As we walked past the stilted thatch-roofed houses and animal enclosures, our flip-flops kicked-up the red earth and stained our feet. Courageous children stood up and repeatedly shouted “Hello! Hellooooo!” while their more bashful siblings remained inside, poking their heads out windows and doors. Older men and women tending to herds of cows smiled and nodded as we passed by. The place was frozen in a time that the developed world had forgotten long ago.

Rounding another dusty bend in the road, we noticed an old woman sitting on a bamboo mat in front of a small house. We drew closer and realized that she had a stack of folded kramas next to her and was in the process of weaving another. We approached shyly, like the young Khmer children had approached us earlier that day.

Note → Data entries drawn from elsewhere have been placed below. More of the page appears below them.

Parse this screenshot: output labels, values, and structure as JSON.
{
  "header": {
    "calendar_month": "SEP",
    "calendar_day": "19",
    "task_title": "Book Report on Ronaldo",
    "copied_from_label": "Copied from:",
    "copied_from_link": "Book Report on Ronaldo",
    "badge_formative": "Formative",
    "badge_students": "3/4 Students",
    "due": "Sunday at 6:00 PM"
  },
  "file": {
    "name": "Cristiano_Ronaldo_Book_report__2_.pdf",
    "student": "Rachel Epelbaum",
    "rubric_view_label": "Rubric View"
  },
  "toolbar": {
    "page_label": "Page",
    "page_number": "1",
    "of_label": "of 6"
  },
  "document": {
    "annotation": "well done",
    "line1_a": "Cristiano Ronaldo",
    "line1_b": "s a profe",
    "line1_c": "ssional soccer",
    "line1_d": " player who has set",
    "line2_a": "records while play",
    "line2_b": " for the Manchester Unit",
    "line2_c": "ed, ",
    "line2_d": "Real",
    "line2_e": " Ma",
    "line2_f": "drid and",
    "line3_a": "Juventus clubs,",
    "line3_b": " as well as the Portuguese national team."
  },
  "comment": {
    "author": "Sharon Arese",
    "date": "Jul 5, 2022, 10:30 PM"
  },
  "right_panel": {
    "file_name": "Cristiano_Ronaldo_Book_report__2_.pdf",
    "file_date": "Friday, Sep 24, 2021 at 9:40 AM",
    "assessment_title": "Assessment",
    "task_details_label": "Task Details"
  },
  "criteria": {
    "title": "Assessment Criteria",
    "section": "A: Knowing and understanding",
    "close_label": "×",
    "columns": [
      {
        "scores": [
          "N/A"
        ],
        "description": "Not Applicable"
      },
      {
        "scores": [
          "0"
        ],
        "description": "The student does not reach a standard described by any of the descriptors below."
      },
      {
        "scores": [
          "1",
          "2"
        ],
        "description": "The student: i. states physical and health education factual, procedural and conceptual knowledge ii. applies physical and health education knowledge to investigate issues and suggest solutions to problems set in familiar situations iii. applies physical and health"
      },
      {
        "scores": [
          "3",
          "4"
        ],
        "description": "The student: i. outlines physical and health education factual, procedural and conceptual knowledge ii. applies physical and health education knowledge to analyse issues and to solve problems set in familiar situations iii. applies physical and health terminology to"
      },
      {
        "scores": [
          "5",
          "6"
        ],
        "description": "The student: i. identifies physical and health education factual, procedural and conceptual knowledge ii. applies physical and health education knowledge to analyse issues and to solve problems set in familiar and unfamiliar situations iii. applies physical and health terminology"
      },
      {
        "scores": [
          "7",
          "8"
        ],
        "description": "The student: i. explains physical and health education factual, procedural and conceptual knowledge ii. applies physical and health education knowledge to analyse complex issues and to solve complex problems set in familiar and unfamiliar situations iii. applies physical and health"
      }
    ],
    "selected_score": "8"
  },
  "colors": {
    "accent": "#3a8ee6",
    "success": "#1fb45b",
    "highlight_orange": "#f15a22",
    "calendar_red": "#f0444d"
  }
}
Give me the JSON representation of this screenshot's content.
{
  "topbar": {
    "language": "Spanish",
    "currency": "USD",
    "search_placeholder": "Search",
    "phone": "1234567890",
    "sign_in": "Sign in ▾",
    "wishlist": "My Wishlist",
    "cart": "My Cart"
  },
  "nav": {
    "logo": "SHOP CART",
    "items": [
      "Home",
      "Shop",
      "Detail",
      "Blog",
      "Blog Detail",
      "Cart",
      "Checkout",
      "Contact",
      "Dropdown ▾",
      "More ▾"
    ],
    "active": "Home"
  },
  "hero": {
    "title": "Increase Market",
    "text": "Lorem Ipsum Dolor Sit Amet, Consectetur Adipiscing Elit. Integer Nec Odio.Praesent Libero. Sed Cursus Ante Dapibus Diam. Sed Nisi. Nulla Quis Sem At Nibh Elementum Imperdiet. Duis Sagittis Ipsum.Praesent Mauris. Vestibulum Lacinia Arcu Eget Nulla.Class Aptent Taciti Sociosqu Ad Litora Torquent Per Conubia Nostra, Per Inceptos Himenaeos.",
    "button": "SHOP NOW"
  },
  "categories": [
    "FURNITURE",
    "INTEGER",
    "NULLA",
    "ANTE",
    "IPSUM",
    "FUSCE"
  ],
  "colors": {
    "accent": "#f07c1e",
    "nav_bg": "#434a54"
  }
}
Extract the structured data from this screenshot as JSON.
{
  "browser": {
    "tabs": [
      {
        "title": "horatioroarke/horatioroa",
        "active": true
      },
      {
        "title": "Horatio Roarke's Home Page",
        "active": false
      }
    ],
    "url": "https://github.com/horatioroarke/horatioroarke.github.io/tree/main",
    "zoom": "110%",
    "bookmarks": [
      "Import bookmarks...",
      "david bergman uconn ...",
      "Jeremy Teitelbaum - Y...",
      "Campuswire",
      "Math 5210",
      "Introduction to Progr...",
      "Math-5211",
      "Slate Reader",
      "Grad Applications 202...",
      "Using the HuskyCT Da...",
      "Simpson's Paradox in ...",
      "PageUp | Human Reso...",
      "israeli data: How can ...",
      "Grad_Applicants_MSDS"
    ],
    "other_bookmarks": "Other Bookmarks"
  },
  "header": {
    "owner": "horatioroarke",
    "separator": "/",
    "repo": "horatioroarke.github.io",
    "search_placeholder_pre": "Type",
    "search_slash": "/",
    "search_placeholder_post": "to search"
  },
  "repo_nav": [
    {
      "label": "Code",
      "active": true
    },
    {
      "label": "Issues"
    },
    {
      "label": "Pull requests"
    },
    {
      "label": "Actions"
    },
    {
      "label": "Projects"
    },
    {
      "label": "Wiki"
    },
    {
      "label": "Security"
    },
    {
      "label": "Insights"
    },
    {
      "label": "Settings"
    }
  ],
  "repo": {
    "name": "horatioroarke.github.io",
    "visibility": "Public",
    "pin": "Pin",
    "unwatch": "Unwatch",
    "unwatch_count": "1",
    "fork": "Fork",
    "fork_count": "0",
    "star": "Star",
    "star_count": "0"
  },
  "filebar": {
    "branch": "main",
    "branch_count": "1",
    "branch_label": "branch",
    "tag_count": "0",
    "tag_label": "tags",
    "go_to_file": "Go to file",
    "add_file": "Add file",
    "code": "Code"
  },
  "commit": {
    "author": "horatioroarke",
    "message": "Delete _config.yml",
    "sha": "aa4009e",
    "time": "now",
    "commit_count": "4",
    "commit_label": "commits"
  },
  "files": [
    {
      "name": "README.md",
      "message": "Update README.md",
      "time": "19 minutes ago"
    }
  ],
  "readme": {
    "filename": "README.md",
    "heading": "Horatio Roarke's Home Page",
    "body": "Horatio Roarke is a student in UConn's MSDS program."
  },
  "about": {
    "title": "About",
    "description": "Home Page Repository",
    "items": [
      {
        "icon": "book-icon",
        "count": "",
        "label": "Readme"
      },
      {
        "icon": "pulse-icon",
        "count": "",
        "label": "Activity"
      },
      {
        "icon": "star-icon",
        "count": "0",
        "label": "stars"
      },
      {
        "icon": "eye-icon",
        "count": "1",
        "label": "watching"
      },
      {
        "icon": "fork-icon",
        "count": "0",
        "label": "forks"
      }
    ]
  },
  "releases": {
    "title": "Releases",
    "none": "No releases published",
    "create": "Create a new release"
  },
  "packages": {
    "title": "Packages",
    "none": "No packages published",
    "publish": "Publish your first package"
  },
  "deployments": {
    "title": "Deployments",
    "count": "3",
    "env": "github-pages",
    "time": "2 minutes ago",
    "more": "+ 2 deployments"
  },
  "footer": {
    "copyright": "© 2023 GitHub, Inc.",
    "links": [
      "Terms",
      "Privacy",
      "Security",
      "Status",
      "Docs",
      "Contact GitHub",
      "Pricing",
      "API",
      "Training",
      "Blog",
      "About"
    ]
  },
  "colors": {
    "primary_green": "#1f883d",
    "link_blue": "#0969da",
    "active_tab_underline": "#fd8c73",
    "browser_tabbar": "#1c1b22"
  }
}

Eventually, she looked up, smiled, and waved us over.


We tried to communicate with her using basic Khmer, English, and embarrassingly emphatic body language, but every attempt ended with mutual shrugging and laughter. She gestured to the kramas that she had already made and placed one in my hands. It was clear that she had finished this one awhile ago, as it had already collected quite a bit of dust. Even in its less-than-perfect condition, though, the krama was beautiful. It was soft to the touch and felt delicate in my hands, but I could tell right away that it was a resilient and sturdy garment.

We watched her work in silence for a moment or two and then crouched down to ask if we could purchase one. I had seen similar kramas in markets all over Cambodia. In Sen Monorom, most people asked for $15. In Phnom Penh and Siem Reap, prices went as high as $20 and $30. The old woman requested that we give her $10. In Southeast Asia, I can’t buy a pack of gum without trying to bargain the price, but I was more than happy to pay in this case.

Textile weaving is a centuries-old art form that has survived the brutalities of the Khmer Rouge. It is becoming a more popular (and profitable) practice due to increased demand from both tourists and locals. However, this is leading to mass production and distribution which is extremely hard on traditional weavers.

RobCambodia3What a treat it was to witness the creation of a krama first-hand, and to be able to pay the artist directly for her craft. I am grateful that we had the opportunity to venture off the beaten path that day, and would like to urge future travelers to try and do the same.